Tout en causant ainsi, les trois hommes approchaient de la maison.

Ils n’en étaient plus qu’à une vingtaine de pas lorsqu’une jeune femme parut sur le seuil.

C’était Rosalie, toujours alerte et gracieuse, et, malgré son léger hâle, fraîche sous ses longs cheveux noirs…

Les souhaits de bienvenue échangés, elle apprit aux nouveaux venus que, cinq minutes auparavant, le P. Léonard étant venu à passer devant leur porte, Jean l’avait prié d’entrer. Maintenant, ils faisaient un tour dans le défrichement, sur l’invite du jeune homme, pressé, en bon propriétaire, d’en faire valoir aux yeux du missionnaire l’état de culture.

— Ah ! je serai bien heureux de retrouver aussi cet excellent Père, dit le Français, et de lui présenter mon ami…

— Eh ben ! continua Rosalie, vous n’avez qu’à prendre cette « sente » à gauche et à traverser le « couvert ». Dans trois minutes, vous les aurez joints.

— Nous y allons ! Ah ! pourtant, j’aimerais assez à voir auparavant si mon gentil filleul…

— Y dort ! répondit la jeune mère en baissant un peu la voix.

— Oh ! alors, laissons-le… ce sera pour notre retour, dans un instant… À tout à l’heure, Rosalie…

Ils s’éloignèrent dans la direction indiquée…

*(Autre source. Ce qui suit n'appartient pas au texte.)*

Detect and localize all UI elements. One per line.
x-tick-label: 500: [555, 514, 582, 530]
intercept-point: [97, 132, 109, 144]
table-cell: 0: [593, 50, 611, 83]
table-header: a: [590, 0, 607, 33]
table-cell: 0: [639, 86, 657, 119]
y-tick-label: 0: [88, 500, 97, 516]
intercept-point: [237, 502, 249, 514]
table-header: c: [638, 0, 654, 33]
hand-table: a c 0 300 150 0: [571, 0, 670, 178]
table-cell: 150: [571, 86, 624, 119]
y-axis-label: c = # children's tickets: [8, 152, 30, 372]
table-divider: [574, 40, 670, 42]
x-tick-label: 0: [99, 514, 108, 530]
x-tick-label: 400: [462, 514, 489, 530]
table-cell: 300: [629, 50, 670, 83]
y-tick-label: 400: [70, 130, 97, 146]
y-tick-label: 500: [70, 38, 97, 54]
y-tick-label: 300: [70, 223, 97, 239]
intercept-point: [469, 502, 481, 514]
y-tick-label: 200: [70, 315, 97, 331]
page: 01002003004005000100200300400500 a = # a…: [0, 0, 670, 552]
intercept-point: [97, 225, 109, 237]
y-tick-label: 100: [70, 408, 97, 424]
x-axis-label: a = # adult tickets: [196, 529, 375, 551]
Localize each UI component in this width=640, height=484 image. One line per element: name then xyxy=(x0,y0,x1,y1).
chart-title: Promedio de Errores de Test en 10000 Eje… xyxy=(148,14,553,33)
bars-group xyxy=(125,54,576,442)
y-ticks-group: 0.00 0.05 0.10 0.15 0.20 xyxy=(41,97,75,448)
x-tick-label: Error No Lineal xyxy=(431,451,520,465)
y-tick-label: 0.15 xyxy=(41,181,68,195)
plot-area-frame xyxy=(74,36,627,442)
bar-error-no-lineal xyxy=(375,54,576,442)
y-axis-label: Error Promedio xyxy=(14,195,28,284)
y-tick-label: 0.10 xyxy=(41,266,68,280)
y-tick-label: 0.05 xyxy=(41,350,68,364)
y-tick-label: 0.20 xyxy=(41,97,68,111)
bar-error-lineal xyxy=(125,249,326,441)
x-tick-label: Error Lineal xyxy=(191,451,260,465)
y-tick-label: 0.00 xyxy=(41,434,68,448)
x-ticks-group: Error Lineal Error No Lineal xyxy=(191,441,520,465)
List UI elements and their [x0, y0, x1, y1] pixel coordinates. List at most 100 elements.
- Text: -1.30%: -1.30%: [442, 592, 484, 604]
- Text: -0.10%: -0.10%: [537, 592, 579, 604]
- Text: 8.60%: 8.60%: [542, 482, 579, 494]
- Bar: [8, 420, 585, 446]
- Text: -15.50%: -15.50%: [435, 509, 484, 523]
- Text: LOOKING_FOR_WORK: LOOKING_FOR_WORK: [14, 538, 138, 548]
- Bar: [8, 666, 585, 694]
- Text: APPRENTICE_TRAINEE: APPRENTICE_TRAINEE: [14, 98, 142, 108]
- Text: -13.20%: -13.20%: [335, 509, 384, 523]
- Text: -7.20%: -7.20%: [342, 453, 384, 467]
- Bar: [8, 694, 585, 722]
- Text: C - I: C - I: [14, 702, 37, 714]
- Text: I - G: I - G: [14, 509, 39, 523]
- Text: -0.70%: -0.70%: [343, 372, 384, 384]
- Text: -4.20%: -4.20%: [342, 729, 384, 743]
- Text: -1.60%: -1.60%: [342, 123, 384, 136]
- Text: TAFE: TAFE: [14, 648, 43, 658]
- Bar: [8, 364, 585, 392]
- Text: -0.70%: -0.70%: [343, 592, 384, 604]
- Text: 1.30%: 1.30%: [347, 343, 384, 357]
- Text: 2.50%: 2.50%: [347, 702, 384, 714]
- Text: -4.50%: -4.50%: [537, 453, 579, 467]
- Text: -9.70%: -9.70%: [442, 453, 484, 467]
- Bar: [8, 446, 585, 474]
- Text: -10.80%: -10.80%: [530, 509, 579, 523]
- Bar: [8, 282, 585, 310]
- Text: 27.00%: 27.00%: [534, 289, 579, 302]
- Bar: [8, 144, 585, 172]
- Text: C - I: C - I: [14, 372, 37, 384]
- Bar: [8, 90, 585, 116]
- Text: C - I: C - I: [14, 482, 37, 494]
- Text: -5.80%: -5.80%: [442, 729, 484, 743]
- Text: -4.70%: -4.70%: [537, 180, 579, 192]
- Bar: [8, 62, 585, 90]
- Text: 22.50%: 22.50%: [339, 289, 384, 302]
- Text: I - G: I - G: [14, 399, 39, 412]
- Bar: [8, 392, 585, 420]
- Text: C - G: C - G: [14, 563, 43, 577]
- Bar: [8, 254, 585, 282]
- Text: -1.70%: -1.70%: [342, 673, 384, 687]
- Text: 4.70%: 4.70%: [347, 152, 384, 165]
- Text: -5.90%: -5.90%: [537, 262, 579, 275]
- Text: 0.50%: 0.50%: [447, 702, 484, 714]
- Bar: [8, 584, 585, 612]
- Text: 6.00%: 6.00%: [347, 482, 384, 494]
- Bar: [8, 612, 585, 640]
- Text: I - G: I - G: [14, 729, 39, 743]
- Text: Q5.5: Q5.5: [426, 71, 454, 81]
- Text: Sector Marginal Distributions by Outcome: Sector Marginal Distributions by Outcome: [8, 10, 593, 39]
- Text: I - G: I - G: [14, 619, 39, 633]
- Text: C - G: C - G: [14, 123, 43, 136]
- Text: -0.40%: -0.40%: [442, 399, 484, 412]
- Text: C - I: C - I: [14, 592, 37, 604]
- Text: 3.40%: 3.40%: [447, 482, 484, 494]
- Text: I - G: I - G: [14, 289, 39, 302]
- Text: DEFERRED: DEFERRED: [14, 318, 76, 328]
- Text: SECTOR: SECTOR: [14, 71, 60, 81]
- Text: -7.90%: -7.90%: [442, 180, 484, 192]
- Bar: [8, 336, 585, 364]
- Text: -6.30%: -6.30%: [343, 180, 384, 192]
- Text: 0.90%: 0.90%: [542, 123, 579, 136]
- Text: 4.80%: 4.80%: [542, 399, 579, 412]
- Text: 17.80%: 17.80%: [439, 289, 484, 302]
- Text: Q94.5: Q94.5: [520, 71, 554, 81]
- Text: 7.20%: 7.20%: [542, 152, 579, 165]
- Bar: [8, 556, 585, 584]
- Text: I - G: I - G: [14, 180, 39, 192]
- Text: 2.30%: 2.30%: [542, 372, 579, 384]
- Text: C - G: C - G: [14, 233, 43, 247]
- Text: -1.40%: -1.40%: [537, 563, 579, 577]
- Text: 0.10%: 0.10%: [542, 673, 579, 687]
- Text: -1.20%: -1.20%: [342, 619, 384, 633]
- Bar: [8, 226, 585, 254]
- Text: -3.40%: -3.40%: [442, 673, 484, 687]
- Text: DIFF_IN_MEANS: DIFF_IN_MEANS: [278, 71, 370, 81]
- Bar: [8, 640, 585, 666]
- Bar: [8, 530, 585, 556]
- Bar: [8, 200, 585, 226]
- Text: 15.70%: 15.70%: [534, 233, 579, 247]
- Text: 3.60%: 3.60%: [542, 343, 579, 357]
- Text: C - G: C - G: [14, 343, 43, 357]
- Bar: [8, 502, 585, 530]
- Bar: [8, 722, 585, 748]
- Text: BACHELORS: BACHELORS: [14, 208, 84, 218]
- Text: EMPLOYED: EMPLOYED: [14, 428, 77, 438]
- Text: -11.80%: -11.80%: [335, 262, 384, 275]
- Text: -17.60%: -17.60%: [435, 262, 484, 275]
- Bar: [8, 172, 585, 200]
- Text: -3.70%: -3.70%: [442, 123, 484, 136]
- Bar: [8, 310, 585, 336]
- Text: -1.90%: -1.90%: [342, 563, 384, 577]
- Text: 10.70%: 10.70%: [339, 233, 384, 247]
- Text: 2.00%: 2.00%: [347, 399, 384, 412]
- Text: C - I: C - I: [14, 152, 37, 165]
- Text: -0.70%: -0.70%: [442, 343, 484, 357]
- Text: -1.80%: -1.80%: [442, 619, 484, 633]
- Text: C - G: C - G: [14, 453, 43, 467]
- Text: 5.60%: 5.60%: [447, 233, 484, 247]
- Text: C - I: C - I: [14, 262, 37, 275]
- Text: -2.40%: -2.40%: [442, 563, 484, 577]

La joie du jeune Bois-Brûlé fut grande de revoir l’homme à qui l’attachaient doublement les liens de l’amitié et de la reconnaissance. La vive affection qu’il portait au vicomte lui avait fait regretter bien des fois que ce dernier se fût fixé au lac des Maskegs ; mais le Français n’avait pu faire autrement, les propriétés métisses qu’il se proposait d’acquérir aux environs de Batoche ayant été toutes enlevées par des acheteurs anglo-saxons fortement appuyés en haut lieu…

Le tour du propriétaire achevé, ils revinrent tous au « log-hut », en conversant avec animation.

Assise devant sa porte dans l’ombre tiède portée par la maison de bois, Rosalie, en vraie demi-indienne, mettait la dernière main à une paire de mocassins destinés à son mari… Près d’elle, dans une couverture, un bébé d’une dizaine de mois s’agitait et se roulait, nu comme un petit sauvage.

— Celui-ci est mon filleul, Philippe, dit gaiement Vallonges en conduisant son ami devant l’enfant. C’est le jeune Henry La Ronde.

— Élevé à la mode des camps indiens, à ce que je vois… observa Dussereaux.

— Tout à fait, M’sieu, répondit Jean en souriant. Nous avons tous été « éduqués » de même à la maison, et vous voyez qu’on ne s’en porte pas plus mal.

Le Français jeta un regard rapide sur l’homme magnifique au teint ambré, au corps souple et fort qu’il avait devant lui.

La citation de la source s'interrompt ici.